À partir de 2003, la municipalité se concentre sur le développement du commerce international, en favorisant l’accueil de la population étrangère. Pendant cette période, le gouvernement local institue une façon particulière, de créer un esprit d’initiative aux commerçants et marchés locaux, en limitant son rôle à quatre secteurs : celui de décideur (la décision de légaliser le petit commerce et l’existence de marchés durant les premières étapes du développement économique), d’organisateur (par exemple les tentatives de politiques avantageuses des villes plus grandes), de coordinateur (la distribution des ressources matérielles et immatérielles) et de superviseur (une surveillance et un contrôle seulement en cas de besoin) (Zhang Minjie, 2012 : 29) – politique qui va contribuer au développement économique de la ville.

Quand les premiers marchés de Yiwu sont apparus, un grand nombre de paysans a choisi de quitter la campagne pour faire du « business » dans des régions relativement plus urbanisées, comme Yiwu. Cependant, assez pauvre à l’origine, Yiwu ne pouvant accueillir ces nouveaux habitants, il fallut résoudre ce problème par un projet de construction d’infrastructure. Ce qui fut fait en 1988 par les autorités locales. Sans financement, elles ont d’abord vendu des terrains constructibles puis utilisé la somme d’argent obtenue pour construire des équipements et ce, pour 17 millions de yuans (Wang Weiping et Zhang Jinchun, 2005 : 56). Deux ans après, le projet était achevé.

Note de bas de page 8 :

L’Ouverture de Yiwu, recueil des reportages en 2001, Bureau de propagande du gouvernement de Yiwu, 2001, p. 62

La municipalité appliqua la même méthode les années suivantes. En 1995, 350 000 mètres carrés de terrains sont transférés pour une somme de 27 millions de yuans. Cette démarche permet le financement des projets de construction d’infrastructures pour la ville (Wang Weiping et Zhang Jinchun, 2005 : 62). Depuis lors, à part des projets de constructions nationales comme des ponts, des canalisations et des protections contre les inondations, tous les projets de services sont intégrés dans un système de marché, tel que le droit de publicité dans des quartiers peuplés ou la propriété des taxis en ville. Les revenus sont investis dans la construction d’institutions publiques : université, hôpital, centre de sport et marchés de gros, d’autant plus difficile en raison du manque de financement8 de cette région.

Note de bas de page 9 :

En 1998, une somme de 3,5 millions de yuans a été collectée pour construire 15 toilettes publiques payantes. Des investisseurs ont le droit de les gérer pendant une période, après laquelle le gouvernement en récupérera la propriété.
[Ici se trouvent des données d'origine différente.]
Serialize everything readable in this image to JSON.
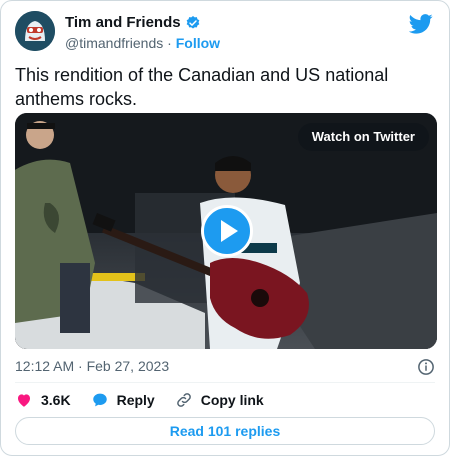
{
  "user": {
    "display_name": "Tim and Friends",
    "handle": "@timandfriends",
    "separator": "·",
    "follow_label": "Follow"
  },
  "tweet": {
    "text": "This rendition of the Canadian and US national anthems rocks.",
    "timestamp": "12:12 AM · Feb 27, 2023"
  },
  "media": {
    "watch_label": "Watch on Twitter",
    "play_icon": "play-icon"
  },
  "actions": {
    "likes_count": "3.6K",
    "reply_label": "Reply",
    "copy_link_label": "Copy link"
  },
  "read_replies_label": "Read 101 replies",
  "colors": {
    "accent": "#1d9bf0",
    "like": "#f91880",
    "verified": "#1d9bf0",
    "muted": "#536471"
  },
  "icons": [
    "twitter-bird-icon",
    "verified-badge-icon",
    "info-icon",
    "heart-icon",
    "reply-bubble-icon",
    "link-icon"
  ]
}
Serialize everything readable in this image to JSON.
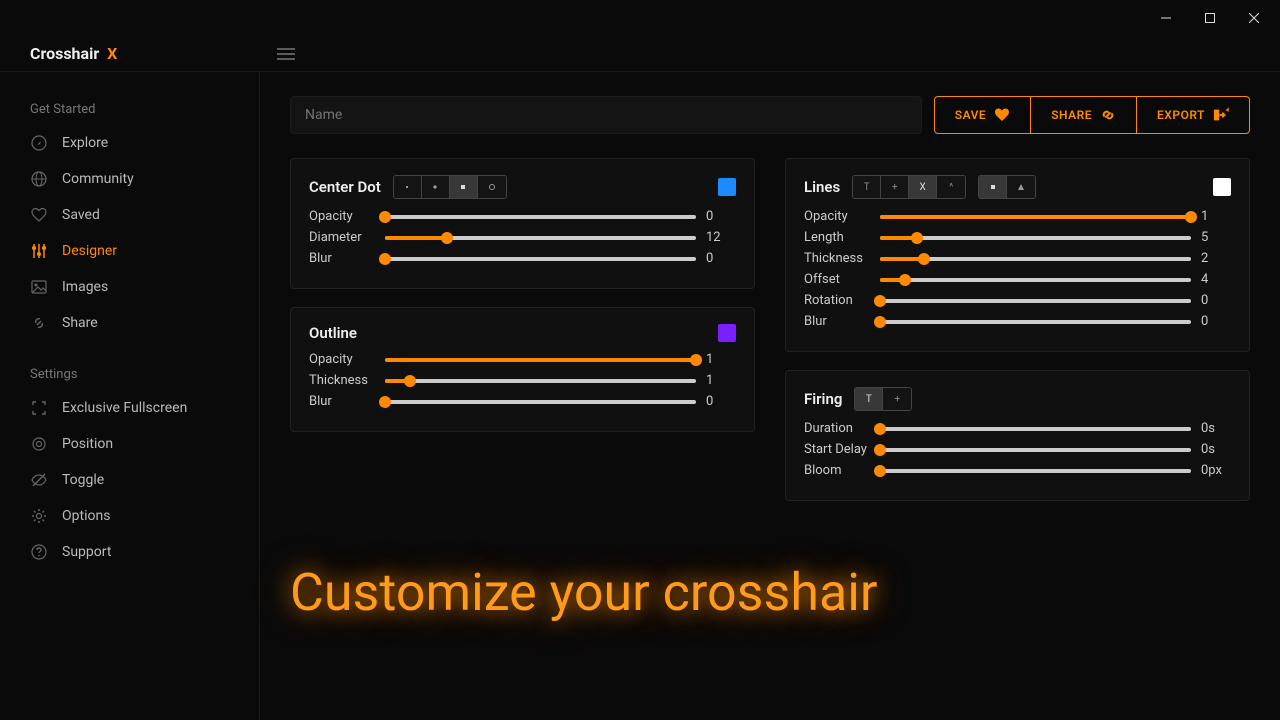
{
  "app": {
    "brand_prefix": "Crossh",
    "brand_mid": "air",
    "brand_x": "X"
  },
  "toolbar": {
    "name_placeholder": "Name",
    "save_label": "SAVE",
    "share_label": "SHARE",
    "export_label": "EXPORT"
  },
  "sidebar": {
    "section1_title": "Get Started",
    "items1": [
      {
        "label": "Explore"
      },
      {
        "label": "Community"
      },
      {
        "label": "Saved"
      },
      {
        "label": "Designer"
      },
      {
        "label": "Images"
      },
      {
        "label": "Share"
      }
    ],
    "section2_title": "Settings",
    "items2": [
      {
        "label": "Exclusive Fullscreen"
      },
      {
        "label": "Position"
      },
      {
        "label": "Toggle"
      },
      {
        "label": "Options"
      },
      {
        "label": "Support"
      }
    ]
  },
  "panels": {
    "centerdot": {
      "title": "Center Dot",
      "color": "#1a8cff",
      "sliders": [
        {
          "label": "Opacity",
          "value": "0",
          "pct": 0
        },
        {
          "label": "Diameter",
          "value": "12",
          "pct": 20
        },
        {
          "label": "Blur",
          "value": "0",
          "pct": 0
        }
      ]
    },
    "outline": {
      "title": "Outline",
      "color": "#7b1fff",
      "sliders": [
        {
          "label": "Opacity",
          "value": "1",
          "pct": 100
        },
        {
          "label": "Thickness",
          "value": "1",
          "pct": 8
        },
        {
          "label": "Blur",
          "value": "0",
          "pct": 0
        }
      ]
    },
    "lines": {
      "title": "Lines",
      "color": "#ffffff",
      "sliders": [
        {
          "label": "Opacity",
          "value": "1",
          "pct": 100
        },
        {
          "label": "Length",
          "value": "5",
          "pct": 12
        },
        {
          "label": "Thickness",
          "value": "2",
          "pct": 14
        },
        {
          "label": "Offset",
          "value": "4",
          "pct": 8
        },
        {
          "label": "Rotation",
          "value": "0",
          "pct": 0
        },
        {
          "label": "Blur",
          "value": "0",
          "pct": 0
        }
      ]
    },
    "firing": {
      "title": "Firing",
      "sliders": [
        {
          "label": "Duration",
          "value": "0s",
          "pct": 0
        },
        {
          "label": "Start Delay",
          "value": "0s",
          "pct": 0
        },
        {
          "label": "Bloom",
          "value": "0px",
          "pct": 0
        }
      ]
    }
  },
  "headline": "Customize your crosshair"
}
Cette façon d’agir relève de ce que l’on appelle du « laisser-faire » (wuwei 无为). Elle désigne plus précisément le fait que le gouvernement ne consacre qu’une petite partie de ses financements à des projets publics - la plupart d’entre eux étant issus des secteurs privés. L’avantage pour les investisseurs réside dans le fait qu’ils sont les premiers à bénéficier de ces projets9 (Wang Weiping et Zhang Jinchun, 2005 : 89).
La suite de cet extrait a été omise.